For instance, last year we learned that Seth Rogen was producing an animated Turtles movie for Nickelodeon. The writer behind the live-action Turtle movies from the ’90s wants to reboot them. And now, Deadline reports that Saturday Night Live writer/star Colin Jost will pen a script for a new live-action TMNT movie alongside his brother Casey Jost, who’s a producer on truTV’s prank series Impractical Jokers. This one is for Paramount.

Michael Bay, who produced the two most recent live-action TMNT movies from 2014 and 2016, will also be a producer on this one. All told, the Turtles have starred in six feature films since the early ’90s, the most recent being Batman vs. Teenage Mutant Ninja Turtles in 2019. There have also been five TV series both animated and live-action, some original video animation, toys, comics, video games…you name it, the Teenage Mutant Ninja Turtles have done it.
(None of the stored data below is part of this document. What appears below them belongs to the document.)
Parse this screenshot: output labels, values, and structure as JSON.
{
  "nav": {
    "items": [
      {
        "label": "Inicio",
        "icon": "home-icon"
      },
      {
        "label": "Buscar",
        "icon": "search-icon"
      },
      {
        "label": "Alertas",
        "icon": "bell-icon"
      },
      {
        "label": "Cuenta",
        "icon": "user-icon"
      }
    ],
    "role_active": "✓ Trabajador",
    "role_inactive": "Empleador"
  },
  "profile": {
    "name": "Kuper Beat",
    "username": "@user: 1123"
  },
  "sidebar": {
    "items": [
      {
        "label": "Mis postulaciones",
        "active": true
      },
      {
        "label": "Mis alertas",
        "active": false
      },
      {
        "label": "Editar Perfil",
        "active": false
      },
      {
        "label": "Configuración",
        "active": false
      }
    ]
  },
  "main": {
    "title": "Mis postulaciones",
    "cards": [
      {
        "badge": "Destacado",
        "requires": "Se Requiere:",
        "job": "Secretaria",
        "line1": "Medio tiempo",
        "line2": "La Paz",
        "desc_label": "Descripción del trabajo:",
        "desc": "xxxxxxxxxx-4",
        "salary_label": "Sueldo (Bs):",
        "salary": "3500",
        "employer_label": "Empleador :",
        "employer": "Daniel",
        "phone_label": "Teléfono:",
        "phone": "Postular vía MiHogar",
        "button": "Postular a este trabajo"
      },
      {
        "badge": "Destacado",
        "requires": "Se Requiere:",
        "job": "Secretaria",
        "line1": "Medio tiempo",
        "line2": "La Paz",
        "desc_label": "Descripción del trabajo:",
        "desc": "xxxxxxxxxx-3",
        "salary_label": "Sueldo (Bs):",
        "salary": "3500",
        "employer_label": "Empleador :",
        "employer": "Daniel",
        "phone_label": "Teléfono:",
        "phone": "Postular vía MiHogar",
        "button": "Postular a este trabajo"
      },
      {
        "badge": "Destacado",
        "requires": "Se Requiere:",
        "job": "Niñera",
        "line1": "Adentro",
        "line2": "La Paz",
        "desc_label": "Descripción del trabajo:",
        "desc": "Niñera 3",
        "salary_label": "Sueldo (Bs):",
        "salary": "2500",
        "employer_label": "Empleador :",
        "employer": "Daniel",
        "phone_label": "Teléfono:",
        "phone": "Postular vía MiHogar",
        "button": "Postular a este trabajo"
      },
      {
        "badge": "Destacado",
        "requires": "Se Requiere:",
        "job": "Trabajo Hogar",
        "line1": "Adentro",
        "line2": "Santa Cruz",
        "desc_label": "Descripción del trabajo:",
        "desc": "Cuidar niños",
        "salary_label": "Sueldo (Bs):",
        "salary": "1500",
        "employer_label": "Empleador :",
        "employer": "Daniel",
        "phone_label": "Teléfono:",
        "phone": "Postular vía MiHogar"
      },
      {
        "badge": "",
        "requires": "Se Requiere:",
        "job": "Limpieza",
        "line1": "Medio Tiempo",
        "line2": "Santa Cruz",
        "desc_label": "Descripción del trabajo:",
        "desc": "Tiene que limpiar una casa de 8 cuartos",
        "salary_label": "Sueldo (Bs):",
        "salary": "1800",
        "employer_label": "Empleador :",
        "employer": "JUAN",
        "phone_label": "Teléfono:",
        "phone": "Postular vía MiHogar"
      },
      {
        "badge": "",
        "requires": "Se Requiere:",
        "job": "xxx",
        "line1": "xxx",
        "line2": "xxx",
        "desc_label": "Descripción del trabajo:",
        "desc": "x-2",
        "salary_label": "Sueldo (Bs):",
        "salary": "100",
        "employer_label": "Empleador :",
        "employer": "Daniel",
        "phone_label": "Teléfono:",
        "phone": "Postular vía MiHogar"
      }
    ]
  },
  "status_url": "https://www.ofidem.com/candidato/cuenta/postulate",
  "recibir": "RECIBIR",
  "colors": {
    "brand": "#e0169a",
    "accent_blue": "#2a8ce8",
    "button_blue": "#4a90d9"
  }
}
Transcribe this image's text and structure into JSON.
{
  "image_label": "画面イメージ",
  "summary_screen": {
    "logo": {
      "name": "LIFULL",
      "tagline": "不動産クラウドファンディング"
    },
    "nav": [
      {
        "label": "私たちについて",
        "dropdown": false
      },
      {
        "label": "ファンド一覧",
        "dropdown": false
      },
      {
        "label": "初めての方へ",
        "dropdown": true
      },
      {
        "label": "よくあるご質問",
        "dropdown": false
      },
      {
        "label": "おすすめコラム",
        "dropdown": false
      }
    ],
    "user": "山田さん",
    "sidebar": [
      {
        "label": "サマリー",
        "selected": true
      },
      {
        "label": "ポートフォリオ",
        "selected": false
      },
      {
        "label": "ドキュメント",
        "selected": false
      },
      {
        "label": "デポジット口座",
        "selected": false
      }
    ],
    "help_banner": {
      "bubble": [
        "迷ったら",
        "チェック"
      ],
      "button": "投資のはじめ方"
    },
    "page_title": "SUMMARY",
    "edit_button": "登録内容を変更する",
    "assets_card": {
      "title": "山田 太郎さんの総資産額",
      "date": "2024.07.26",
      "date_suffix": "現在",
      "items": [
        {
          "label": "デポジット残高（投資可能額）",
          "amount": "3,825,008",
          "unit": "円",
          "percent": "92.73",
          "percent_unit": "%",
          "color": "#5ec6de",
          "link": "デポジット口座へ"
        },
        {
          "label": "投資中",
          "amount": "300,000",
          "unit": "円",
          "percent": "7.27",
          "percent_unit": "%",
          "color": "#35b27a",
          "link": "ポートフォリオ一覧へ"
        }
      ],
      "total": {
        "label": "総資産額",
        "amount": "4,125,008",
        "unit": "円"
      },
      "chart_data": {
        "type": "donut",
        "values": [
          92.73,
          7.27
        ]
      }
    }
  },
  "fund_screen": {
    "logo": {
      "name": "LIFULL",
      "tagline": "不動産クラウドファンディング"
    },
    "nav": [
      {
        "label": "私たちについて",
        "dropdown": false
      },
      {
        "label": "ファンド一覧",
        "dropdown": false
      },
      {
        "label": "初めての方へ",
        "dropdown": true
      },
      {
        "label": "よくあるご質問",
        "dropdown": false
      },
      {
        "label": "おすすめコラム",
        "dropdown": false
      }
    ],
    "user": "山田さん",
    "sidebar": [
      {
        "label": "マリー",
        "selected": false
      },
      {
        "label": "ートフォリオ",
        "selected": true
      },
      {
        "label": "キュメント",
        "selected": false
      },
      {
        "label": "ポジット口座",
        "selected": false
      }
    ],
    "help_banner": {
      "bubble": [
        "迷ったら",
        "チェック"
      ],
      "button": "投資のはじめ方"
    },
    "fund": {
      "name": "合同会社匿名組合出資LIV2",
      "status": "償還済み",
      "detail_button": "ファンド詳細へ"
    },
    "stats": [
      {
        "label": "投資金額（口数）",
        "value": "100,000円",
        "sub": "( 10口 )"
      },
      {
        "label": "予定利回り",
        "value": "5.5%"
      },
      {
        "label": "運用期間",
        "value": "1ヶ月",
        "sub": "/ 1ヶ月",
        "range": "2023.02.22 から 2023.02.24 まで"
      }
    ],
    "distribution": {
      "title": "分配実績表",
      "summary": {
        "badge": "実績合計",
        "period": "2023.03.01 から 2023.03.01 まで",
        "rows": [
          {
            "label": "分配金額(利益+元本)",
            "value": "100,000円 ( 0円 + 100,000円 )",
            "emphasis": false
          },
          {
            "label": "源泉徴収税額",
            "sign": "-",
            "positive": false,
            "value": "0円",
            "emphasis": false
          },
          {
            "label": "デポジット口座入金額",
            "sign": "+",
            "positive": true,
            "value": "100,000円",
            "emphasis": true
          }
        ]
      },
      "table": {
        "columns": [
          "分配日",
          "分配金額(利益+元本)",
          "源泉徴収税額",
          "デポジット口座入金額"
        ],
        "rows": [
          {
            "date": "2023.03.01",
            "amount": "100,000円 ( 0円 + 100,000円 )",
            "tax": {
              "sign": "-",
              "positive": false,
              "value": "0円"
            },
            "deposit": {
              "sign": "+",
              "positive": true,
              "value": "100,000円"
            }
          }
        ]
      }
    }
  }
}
How many Teenage Mutant Ninja Turtles is too much Teenage Mutant Ninja Turtles?

The franchise has been very successful, with the Michael Bay movies bringing in over $730 million from the worldwide box office by themselves. I myself was a devotee of the Turtles when I was a kid, but now I’m more cynical about these things and wonder where the line is between creators earnestly trying to create something great and companies cashing in on nostalgia.

What do you think? Are you interested in more TMNT, or has the Turtle Power gone out in your house?